First Atlantic Commerce participated in a conference call on the 17th of November, 2008 with MasterCard’s Global Public Policy Team, who summarized the final regulations. According to MasterCard, Congress has intended for the law to be enabled by the current payment system infrastructure. The payment system is not required to police the industry. Rather, it is required to establish policies to “reasonably identify and block transactions that are restricted.”
Restricted transactions include “credit or debit payments knowingly accepted by an Internet casino or other business of betting or wagering” associated with illegal gaming.

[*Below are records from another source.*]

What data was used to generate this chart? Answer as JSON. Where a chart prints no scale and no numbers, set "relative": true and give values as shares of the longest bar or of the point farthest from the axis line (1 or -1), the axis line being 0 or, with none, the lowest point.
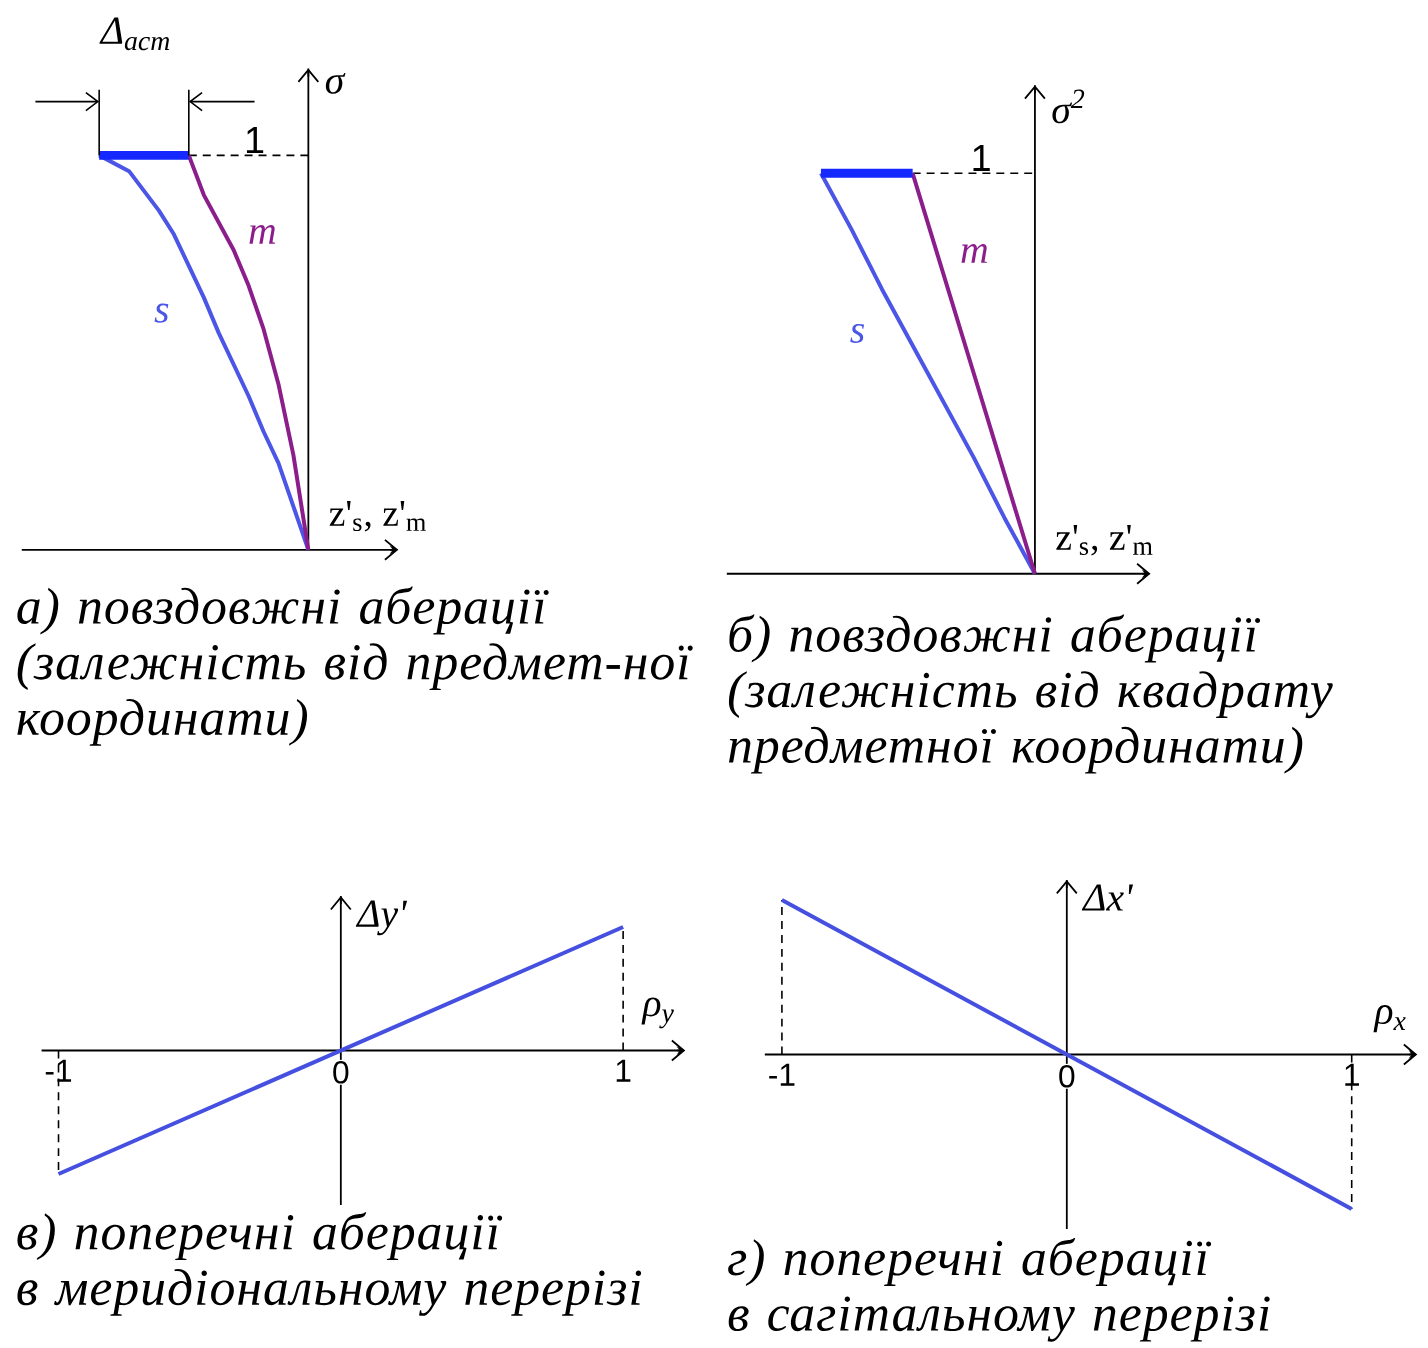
{
  "chart_data": [
    {
      "type": "line",
      "title": "а) повздовжні аберації",
      "subtitle": "(залежність від предмет-ної координати)",
      "xlabel": "z'$_{s}$, z'$_{m}$",
      "ylabel": "σ",
      "annotations": [
        "Δ$_{аст}$"
      ],
      "relative": true,
      "tick_labels": false,
      "categories": [
        null,
        null,
        null,
        null,
        null,
        null,
        null,
        null,
        null,
        null,
        null,
        null,
        null,
        null,
        null
      ],
      "ref_lines": [
        {
          "axis": "y",
          "value": 1,
          "label": "1",
          "line_style": "dashed"
        }
      ],
      "series": [
        {
          "name": "s",
          "color": "#4b55e6",
          "values": [
            1,
            0.98,
            0.96,
            0.91,
            0.86,
            0.8,
            0.72,
            0.64,
            0.55,
            0.47,
            0.39,
            0.3,
            0.22,
            0.11,
            0
          ]
        },
        {
          "name": "m",
          "color": "#8c1e8c",
          "values": [
            null,
            null,
            null,
            null,
            null,
            null,
            1,
            0.9,
            0.83,
            0.76,
            0.67,
            0.56,
            0.42,
            0.24,
            0
          ]
        },
        {
          "color": "#1428ff",
          "values": [
            1,
            1,
            1,
            1,
            1,
            1,
            1,
            null,
            null,
            null,
            null,
            null,
            null,
            null,
            null
          ]
        }
      ]
    },
    {
      "type": "line",
      "title": "б) повздовжні аберації",
      "subtitle": "(залежність від квадрату предметної координати)",
      "xlabel": "z'$_{s}$, z'$_{m}$",
      "ylabel": "σ$^{2}$",
      "relative": true,
      "tick_labels": false,
      "categories": [
        null,
        null,
        null,
        null,
        null,
        null,
        null,
        null
      ],
      "ref_lines": [
        {
          "axis": "y",
          "value": 1,
          "label": "1",
          "line_style": "dashed"
        }
      ],
      "series": [
        {
          "name": "s",
          "color": "#4b55e6",
          "values": [
            1,
            0.86,
            0.71,
            0.57,
            0.43,
            0.29,
            0.14,
            0
          ]
        },
        {
          "name": "m",
          "color": "#8c1e8c",
          "values": [
            null,
            null,
            null,
            1,
            0.75,
            0.5,
            0.25,
            0
          ]
        },
        {
          "color": "#1428ff",
          "values": [
            1,
            1,
            1,
            1,
            null,
            null,
            null,
            null
          ]
        }
      ]
    },
    {
      "type": "line",
      "title": "в) поперечні аберації",
      "subtitle": "в меридіональному перерізі",
      "xlabel": "ρ$_{y}$",
      "ylabel": "Δy'",
      "relative": true,
      "tick_labels": "x",
      "categories": [
        "-1",
        "0",
        "1"
      ],
      "ref_lines": [
        {
          "axis": "x",
          "value": "-1",
          "line_style": "dashed"
        },
        {
          "axis": "x",
          "value": "1",
          "line_style": "dashed"
        }
      ],
      "series": [
        {
          "color": "#4650e0",
          "values": [
            -1,
            0,
            1
          ]
        }
      ]
    },
    {
      "type": "line",
      "title": "г) поперечні аберації",
      "subtitle": "в сагітальному перерізі",
      "xlabel": "ρ$_{x}$",
      "ylabel": "Δx'",
      "relative": true,
      "tick_labels": "x",
      "categories": [
        "-1",
        "0",
        "1"
      ],
      "ref_lines": [
        {
          "axis": "x",
          "value": "-1",
          "line_style": "dashed"
        },
        {
          "axis": "x",
          "value": "1",
          "line_style": "dashed"
        }
      ],
      "series": [
        {
          "color": "#4650e0",
          "values": [
            1,
            0,
            -1
          ]
        }
      ]
    }
  ]
}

We asked MasterCard questions on how the Act would impact US residents with non-US credit cards and it was suggested that compliance defers to the bank Issuer. If the credit cards are issued by a non-US bank, regardless of the customer’s country of residence, and the gaming merchant is outside of the US, then the transaction can be processed, in accordance with published compliance, including proper MCC coding.
This of course, opens up new business opportunities for non-US banks to issue credit cards to US residents, who may wish to use their cards at gaming sites located and hosted outside of the USA.
We also learned that whether you are an acquirer, issuer or processor, as long as you comply with the written policies of MasterCard, then you are in compliance with the UIGEA Rule. The UIGEA Rule states that a “participant in a card system shall be considered to be in compliance with the requirement to have reasonable policies and procedures if it relies on, and complies with, the written policies and procedures of the card system (MasterCard) that are reasonably designed to identify and block restricted transactions and such policies and procedures comply with the Rule.”
The gaming industry, of course, is still trying to ascertain exactly what constitutes “unlawful Internet gambling”. The Act does not spell out which activities are legal and which are illegal, but rather relies on the underlying Federal and State laws.
According to the final Rule, “Agencies have determined that a single, regulatory definition of ‘unlawful Internet gambling’ would not be practical. The Act’s definition… relies on underlying Federal and State gambling laws. The States have taken different approaches to the regulation of gambling within their jurisdictions and the structure of State gambling law varies widely, as do the activities that are permitted in each State. Accordingly the underlying patchwork legal framework does not lend itself to a single regulatory definition of ‘unlawful Internet gambling’.”
The Rule is effective on January 19, 2009, but compliance is not mandatory until December 1, 2009, a saving grace according to columnist, Rick Alm on the Kansas City Star’s Gambling blog since “by or before then, Frank (House Financial Service Committee Chairman Barney Frank) and pro-gambling allies in Congress and the new administration may have repealed the ill-conceived UIGEA with a more reasoned national policy.”
In the meantime, as Mr. Alm wrote in his blog entitled ‘Oops, Did Congress accidentally legalize cyber gambling’, “the states and tribes appear to be quite free under these new rules to let the cyber dice roll.”
No doubt, there is a great deal of ambiguity in the industry today. While the Internet initially opened up the floodgates to online gambling, legislators are now attempting to adjust the industry and return it to a regulated sector of the economy – just as when it was confined to the jurisdiction in which the company resided.
The saga will continue, but in the meantime, there are commercial and processing strategies available for internationally based gaming companies as well as banks and other financial institutions to work within the compliant fringe of the UIGEA legislation, Mastercard and VISA regulations and other pending worldwide legislation without adverse potential liability to business and operations. Play it smart.